Install the required libraries:

pip install requests beautifulsoup4 browser-cookie3

🔍 What is browser_cookie3?

browser_cookie3 is a Python library that allows you to programmatically access cookies stored by your browser (Chrome, Firefox, etc.). It can be useful when accessing websites that require session or consent cookies.


📁 Sample Crawler Code

import requests
import browser_cookie3
from bs4 import BeautifulSoup

def _fetch_cookies_from_browser() -> dict[str, str]:
"""Fetches PTT cookies (like over18=1) from your Chrome browser."""
cookie_jar = browser_cookie3.chrome(domain_name="ptt.cc")
local_cookie_dict = requests.utils.dict_from_cookiejar(cookie_jar)

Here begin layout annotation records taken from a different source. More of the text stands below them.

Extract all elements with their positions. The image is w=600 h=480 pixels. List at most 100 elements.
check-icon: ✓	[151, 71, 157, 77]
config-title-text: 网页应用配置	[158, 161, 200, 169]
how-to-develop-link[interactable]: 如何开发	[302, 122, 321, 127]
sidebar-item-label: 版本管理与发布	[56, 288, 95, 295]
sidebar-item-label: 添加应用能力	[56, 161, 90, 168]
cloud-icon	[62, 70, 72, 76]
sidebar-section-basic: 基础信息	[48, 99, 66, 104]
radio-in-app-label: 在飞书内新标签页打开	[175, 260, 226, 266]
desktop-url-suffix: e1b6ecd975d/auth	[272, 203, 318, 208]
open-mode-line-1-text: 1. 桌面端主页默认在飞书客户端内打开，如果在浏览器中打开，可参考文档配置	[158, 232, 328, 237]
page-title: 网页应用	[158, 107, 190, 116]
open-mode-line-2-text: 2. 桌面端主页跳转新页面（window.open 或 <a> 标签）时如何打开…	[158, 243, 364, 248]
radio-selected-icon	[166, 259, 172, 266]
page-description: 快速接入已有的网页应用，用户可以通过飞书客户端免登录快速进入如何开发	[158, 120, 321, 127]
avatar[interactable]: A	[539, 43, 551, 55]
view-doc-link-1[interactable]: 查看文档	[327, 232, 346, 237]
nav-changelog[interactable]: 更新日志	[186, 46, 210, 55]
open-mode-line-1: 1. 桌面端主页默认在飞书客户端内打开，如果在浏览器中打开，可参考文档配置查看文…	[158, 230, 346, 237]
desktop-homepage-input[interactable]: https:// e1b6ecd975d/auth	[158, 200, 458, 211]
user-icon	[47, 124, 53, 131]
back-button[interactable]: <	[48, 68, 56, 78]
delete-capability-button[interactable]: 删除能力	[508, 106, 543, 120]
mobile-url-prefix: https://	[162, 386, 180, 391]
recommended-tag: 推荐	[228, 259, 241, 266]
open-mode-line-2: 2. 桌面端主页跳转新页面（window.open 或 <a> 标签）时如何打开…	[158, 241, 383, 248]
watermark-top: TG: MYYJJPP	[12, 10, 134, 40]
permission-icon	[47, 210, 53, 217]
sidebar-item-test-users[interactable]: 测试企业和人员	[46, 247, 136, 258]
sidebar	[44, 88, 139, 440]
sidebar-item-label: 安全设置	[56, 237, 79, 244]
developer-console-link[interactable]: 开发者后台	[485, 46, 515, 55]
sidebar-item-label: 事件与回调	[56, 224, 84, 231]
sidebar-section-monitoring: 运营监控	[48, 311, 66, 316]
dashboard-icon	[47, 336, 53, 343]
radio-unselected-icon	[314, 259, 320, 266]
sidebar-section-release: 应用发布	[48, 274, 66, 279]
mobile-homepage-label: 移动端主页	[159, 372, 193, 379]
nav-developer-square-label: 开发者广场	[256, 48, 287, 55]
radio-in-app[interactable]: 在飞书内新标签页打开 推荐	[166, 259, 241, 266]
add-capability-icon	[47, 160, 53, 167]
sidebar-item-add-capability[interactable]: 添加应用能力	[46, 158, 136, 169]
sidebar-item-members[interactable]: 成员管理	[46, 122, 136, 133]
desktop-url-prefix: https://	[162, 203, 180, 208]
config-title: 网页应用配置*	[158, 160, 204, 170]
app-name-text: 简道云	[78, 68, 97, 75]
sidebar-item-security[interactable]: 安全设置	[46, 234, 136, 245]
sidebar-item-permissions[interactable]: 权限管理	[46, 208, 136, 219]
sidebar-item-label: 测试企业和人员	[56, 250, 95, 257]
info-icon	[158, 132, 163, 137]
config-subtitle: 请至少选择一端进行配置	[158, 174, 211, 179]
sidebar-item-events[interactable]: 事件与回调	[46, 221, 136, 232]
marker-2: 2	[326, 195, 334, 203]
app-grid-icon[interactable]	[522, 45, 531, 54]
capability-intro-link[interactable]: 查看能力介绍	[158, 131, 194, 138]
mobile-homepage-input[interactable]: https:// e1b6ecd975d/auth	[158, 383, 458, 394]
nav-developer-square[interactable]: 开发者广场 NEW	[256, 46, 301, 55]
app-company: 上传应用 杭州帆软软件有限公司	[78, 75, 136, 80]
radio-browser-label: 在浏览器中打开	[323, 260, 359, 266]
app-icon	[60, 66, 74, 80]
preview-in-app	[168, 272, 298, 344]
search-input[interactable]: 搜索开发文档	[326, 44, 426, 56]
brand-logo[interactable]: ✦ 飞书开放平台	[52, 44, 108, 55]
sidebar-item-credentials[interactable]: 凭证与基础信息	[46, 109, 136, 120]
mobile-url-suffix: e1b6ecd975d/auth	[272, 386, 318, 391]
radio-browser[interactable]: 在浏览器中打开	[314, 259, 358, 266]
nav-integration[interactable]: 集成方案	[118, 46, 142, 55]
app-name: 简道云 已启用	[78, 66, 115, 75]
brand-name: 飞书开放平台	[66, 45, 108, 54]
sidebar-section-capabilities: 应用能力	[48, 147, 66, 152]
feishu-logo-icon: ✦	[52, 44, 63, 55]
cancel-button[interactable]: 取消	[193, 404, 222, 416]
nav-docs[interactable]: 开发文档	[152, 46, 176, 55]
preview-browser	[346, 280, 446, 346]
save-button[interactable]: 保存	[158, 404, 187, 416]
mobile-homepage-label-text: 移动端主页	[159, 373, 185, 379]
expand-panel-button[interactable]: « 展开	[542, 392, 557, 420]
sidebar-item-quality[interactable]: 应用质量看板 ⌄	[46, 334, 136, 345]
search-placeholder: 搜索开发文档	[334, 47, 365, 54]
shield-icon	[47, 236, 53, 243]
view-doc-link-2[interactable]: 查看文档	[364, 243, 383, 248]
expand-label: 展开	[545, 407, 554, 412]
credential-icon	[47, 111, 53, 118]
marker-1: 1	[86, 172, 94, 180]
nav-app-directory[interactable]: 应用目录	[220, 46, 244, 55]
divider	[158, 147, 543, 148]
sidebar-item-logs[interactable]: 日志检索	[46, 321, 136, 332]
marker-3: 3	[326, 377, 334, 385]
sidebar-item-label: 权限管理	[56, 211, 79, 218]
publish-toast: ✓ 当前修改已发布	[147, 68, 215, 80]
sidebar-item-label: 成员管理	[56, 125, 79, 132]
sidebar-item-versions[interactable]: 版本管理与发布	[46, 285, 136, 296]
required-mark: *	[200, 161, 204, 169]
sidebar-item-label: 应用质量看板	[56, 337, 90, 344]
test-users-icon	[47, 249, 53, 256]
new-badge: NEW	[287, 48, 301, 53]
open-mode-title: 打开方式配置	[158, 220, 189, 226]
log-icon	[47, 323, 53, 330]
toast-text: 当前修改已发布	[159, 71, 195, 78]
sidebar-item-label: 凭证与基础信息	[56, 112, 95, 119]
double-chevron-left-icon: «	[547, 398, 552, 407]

# Confirming if the essential cookie exists
cookies = {
"over18": local_cookie_dict.get("over18", "1")
}

print("[Fetched Cookies]", cookies)
return cookies

def crawl_ptt_gossiping():
url = "https://www.ptt.cc/bbs/Gossiping/index.html"
cookies = _fetch_cookies_from_browser()
headers = {
"User-Agent": "Mozilla/5.0 (Windows NT 10.0; Win64; x64)"
}

response = requests.get(url, headers=headers, cookies=cookies)
if response.status_code != 200:
print(f"Failed to retrieve page, status: {response.status_code}")
return

soup = BeautifulSoup(response.text, "html.parser")
articles = soup.select("div.title a")

print("\n🔥 Latest Posts on PTT Gossiping:")
for article in articles:
print(f"- {article.text.strip()} ({article['href']})")

if __name__ == "__main__":
crawl_ptt_gossiping()

💡 Notes

  • If you’ve never visited PTT Gossiping before, make sure to open the page once in Chrome and click "我同意,我已年滿十八歲" to set the over18=1 cookie.
  • You can extend this crawler to scrape post content, authors, dates, or write the data into a CSV/DB.